Their menfolk, the miners, were Adam Thompson as the father, stoically loyal to the NCB even as it destroyed his health, and Chris Kearney as Roy, killed underground just as his dream of a paper shop is about to come true.
Social mobility is one of the themes of the piece; Paul, good with words, several degrees at Sussex, leaves home, his friends and his childhood sweetheart for the Big Smoke. He had too much narration for my taste, but was engagingly played by Jonathan Scripps, who had a good feel for Godber's wry humour. Kay, the girl he left behind, was excellently done by Sonia Lindsey-Scripps. The moment, at the Silver Wedding, when she first realised that her mortgage and her microwave were no substitute for her "Milk Tray Man" was typical of a meticulous exploration of this contradictory character; there was plenty of fun, too, with early fumblings to the sound of paso doble, and the alluring promise of a taste of her Terry's Chocolate Oranges...

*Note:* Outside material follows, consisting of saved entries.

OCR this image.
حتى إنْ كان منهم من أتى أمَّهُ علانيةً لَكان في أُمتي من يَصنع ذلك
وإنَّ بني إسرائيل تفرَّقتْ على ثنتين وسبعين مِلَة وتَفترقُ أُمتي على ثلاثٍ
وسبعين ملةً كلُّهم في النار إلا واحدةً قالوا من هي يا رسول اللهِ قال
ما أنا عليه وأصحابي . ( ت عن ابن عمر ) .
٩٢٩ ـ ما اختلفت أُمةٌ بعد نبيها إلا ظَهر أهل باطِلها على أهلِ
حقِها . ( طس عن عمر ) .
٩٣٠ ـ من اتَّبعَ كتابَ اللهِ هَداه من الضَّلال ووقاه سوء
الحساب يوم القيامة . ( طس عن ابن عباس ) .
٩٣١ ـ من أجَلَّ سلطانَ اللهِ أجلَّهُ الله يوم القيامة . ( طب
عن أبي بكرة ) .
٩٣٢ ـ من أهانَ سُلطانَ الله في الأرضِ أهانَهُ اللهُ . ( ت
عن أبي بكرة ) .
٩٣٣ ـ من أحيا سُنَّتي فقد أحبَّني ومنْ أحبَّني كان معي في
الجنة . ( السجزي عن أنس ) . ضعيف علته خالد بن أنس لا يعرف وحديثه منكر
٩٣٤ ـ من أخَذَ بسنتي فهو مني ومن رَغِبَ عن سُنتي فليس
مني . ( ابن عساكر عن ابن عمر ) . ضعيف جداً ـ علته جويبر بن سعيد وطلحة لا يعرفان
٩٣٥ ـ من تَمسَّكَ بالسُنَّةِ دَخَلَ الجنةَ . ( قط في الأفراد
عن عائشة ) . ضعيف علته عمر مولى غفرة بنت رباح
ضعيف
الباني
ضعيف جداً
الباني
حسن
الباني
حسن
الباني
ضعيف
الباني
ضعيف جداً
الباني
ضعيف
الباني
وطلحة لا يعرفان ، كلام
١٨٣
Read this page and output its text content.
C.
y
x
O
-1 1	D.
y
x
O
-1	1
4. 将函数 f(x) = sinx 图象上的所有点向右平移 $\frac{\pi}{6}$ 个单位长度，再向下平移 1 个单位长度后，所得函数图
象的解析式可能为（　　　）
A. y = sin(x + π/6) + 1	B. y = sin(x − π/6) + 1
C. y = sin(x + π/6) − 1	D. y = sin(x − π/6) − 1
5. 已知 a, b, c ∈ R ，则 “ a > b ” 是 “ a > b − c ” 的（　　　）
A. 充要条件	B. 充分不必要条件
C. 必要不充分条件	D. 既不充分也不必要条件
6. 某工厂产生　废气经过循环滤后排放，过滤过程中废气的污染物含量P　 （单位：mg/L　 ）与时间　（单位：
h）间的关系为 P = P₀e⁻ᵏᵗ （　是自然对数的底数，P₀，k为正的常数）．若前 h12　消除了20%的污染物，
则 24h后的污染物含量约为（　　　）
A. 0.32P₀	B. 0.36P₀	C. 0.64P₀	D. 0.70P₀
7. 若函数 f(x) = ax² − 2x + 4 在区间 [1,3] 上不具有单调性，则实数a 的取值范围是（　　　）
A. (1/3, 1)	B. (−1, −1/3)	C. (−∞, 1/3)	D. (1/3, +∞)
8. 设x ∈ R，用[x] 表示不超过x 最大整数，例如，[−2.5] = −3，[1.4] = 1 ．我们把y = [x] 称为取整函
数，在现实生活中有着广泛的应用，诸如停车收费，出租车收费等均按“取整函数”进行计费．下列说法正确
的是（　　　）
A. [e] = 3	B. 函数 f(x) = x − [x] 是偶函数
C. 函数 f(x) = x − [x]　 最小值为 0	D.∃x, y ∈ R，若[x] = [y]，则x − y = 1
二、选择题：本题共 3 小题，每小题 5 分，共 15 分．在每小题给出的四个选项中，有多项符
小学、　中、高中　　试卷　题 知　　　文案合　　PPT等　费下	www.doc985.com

She also played the mysterious Cherry, the metropolitan girl who replaces Kay in Paul's affections.
Chris Plumridge was the laddish Tosh [né Edward], and Lynda Shelverton played a couple of northern neighbours.
This production was typically painstaking – I admired the stage pictures – May's first entrance with the [? Silver Cross] pram just one example – and the freezes – Harry picking up his feet for May's Bex Bissell.
The young women shouting down through the rock to their men in the mine was followed by a nicely expressionistic scene underground.
And at the end, what ? May and Harry turn sixty ["wi' nowt to look forward to"]. They share the domestic chores, he does his DIY, but there'll be no more Paris or Yugoslavia, we suspect, as her illness and her paranoia take hold. Estranged son Paul turns up on her birthday, with Cherry, an olive branch and a red rose. But she'll have none of it, and retires to her room. Then, in a strange coda, the sisters, long separated by a political tiff, are reunited; the trip to the Carvery, and the southern girlfriend, are embraced in what I suspect is an ironic happy ending, with the dramatist as deus ex machina. No such optimism for the coal industry, which seemed to believe almost to the ignominious end that "people'll always need coal". I don't know what became of the Astoria, but this Welfare Hall is, happily, now a thriving Playhouse, with Pygmalion playing this week.

Salt of the Earth's run at the Greville had sold out before opening night, testament to the reputation of the Greville and its unique auditorium, if not to the pulling power of Big John Godber.